I recall I said this phrase several times during the sharing. What if we had stopped here? There was Keith at birth with all the negative profiling. There was Keith at 7 months old just barely able to lift his head and his 5 year old sister saying he can walk and do his incy wincy spider. There was Keith triumphantly doing his handstand at gymnastics. And there is Keith today, still struggling to feed himself, and there is Keith today, still not having a certainty of a meaningful fully inclusive education, and there is Keith today where his intervention programme is still not holistically coordinated nor integrated with education and care support, and there is Keith today triumphantly celebrating his sister’s school concert yesterday, and there is Keith this morning, waking up and joyously going for a walk downstairs with my helper while I type this love letter.
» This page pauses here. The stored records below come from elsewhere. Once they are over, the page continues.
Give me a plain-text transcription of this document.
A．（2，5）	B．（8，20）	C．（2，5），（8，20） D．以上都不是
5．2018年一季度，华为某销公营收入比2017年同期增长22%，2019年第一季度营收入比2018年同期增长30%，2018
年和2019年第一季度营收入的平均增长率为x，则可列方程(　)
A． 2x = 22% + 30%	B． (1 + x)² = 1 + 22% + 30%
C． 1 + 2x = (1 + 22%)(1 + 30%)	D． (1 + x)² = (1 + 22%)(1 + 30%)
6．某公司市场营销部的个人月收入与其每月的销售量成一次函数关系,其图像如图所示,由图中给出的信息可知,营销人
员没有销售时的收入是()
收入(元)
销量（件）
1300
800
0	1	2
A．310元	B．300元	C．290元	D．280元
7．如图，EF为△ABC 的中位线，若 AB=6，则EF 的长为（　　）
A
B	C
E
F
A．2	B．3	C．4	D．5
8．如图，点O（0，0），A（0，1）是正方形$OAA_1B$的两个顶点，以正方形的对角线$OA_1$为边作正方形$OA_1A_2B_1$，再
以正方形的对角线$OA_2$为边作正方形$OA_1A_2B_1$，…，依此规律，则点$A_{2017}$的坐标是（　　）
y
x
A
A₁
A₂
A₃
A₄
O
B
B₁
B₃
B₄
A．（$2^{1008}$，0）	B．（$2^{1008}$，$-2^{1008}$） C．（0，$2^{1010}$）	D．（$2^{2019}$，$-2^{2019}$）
And there is me, with a heart condition, preparing in an hour’s time to spend a full family day out with the children and nephews and a family friend, whose late wife had passed on while gifting life to their dear son. There is me in the afternoon catching up with a dear friend before she flies off to Netherlands, having just been called back to Singapore to attend to her dear mother’s sudden passing.
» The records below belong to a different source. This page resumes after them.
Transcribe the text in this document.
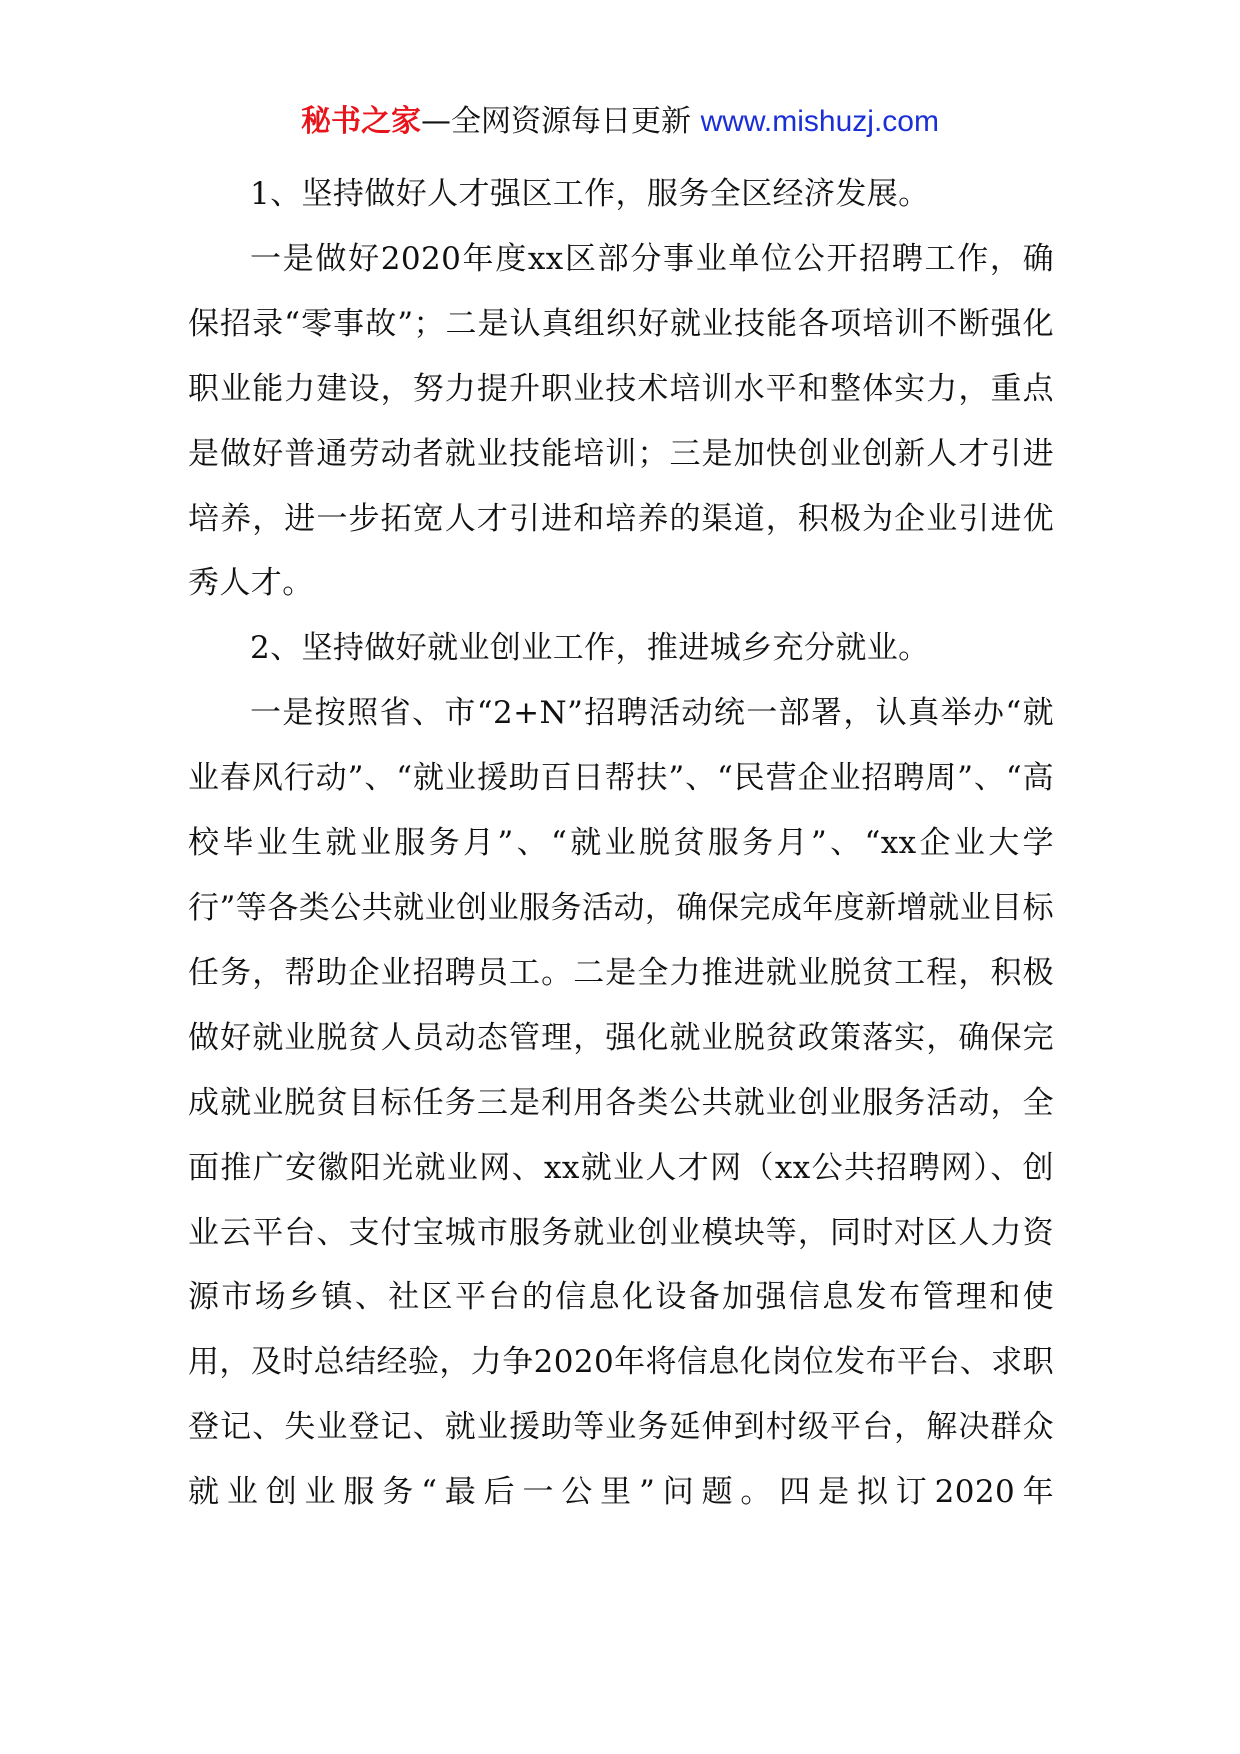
秘书之家—全网资源每日更新 www.mishuzj.com

1、坚持做好人才强区工作，服务全区经济发展。

一是做好2020年度xx区部分事业单位公开招聘工作，确保招录“零事故”；二是认真组织好就业技能各项培训不断强化职业能力建设，努力提升职业技术培训水平和整体实力，重点是做好普通劳动者就业技能培训；三是加快创业创新人才引进培养，进一步拓宽人才引进和培养的渠道，积极为企业引进优秀人才。

2、坚持做好就业创业工作，推进城乡充分就业。

一是按照省、市“2+N”招聘活动统一部署，认真举办“就业春风行动”、“就业援助百日帮扶”、“民营企业招聘周”、“高校毕业生就业服务月”、“就业脱贫服务月”、“xx企业大学行”等各类公共就业创业服务活动，确保完成年度新增就业目标任务，帮助企业招聘员工。二是全力推进就业脱贫工程，积极做好就业脱贫人员动态管理，强化就业脱贫政策落实，确保完成就业脱贫目标任务三是利用各类公共就业创业服务活动，全面推广安徽阳光就业网、xx就业人才网（xx公共招聘网）、创业云平台、支付宝城市服务就业创业模块等，同时对区人力资源市场乡镇、社区平台的信息化设备加强信息发布管理和使用，及时总结经验，力争2020年将信息化岗位发布平台、求职登记、失业登记、就业援助等业务延伸到村级平台，解决群众就业创业服务“最后一公里”问题。四是拟订2020年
And what if we had stopped at every roadblock? And similarly, what if we had stopped at the apex of every small hump, thinking that is eternal victory?
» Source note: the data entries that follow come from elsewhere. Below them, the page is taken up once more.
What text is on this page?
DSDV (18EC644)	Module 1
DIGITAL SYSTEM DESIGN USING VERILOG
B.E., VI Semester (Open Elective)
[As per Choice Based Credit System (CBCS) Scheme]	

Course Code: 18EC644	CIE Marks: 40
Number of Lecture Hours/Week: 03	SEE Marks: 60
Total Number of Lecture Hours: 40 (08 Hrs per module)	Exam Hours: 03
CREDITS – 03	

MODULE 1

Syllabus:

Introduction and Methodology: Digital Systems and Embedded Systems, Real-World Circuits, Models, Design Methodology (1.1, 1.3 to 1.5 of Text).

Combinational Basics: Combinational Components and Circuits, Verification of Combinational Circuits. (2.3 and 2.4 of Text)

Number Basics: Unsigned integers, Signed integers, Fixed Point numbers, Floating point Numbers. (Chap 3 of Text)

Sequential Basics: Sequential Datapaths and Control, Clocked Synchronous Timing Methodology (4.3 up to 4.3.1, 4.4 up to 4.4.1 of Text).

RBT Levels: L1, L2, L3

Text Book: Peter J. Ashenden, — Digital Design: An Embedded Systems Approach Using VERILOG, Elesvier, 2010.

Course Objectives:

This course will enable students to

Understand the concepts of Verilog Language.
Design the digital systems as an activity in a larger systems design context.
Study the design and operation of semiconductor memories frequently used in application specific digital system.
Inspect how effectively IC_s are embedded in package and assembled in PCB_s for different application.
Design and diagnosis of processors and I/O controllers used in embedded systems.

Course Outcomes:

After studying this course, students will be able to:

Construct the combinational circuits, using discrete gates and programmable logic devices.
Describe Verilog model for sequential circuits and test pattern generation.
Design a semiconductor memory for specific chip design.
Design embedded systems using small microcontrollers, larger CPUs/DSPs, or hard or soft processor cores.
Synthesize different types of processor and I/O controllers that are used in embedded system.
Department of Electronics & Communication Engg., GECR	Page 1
So my dearest friends, we carry on. And we carry on joyously, and as I’ve learnt, we can only carry on in the community of people. Do we flail? Absolutely yes. Do we fall? Absolutely yes. Do we get up? Absolutely yes, yes, yes. Through you lifting me through these very difficult few days and a very difficult season of an immense heartbreak. And not through advocacy, but through dear ‘accompaniment’, of walking through, and not circumventing around, the deep heart moments of life. No one told me, but I just found out, that whether it is joy or sorrow, it is pain, and it makes us cry, because it touches our tender hearts. And no one told me, but I just found out, that bittersweet moment, is not called pain, but grace. There is another name for that squish in your heart. It is called life. It is called a beating heart, still living, the life of being human.
Live love and peaceful celebration every day, my dearest friends, in your lifework. And live to tell your story with full gusto, always with the little squish in your heart, and be not afraid of that, because that little squish is the biggest affirmation that you are alive, still human, and living – peace, within.
With much love,
October 26, 2012
P.S. The next day: The test results showed that I do not have any coronary condition! Did that make a difference? Yes, truthfully, honest to goodness, yes! For all I could think of and was too afraid to ask, when I was bearing with the suspected blocked artery was this: how long am I going to live, and who would be there for my children and husband? And all I found myself coming back to, and pleading for, and praying for, was this: “Please God, all I want is to grow old with my husband, and see our children grow old, together.”
I feel like I’ve been given another lease of life. I am on my knees, deeply grateful, and thankful, for this one beautiful life, simply being completely human.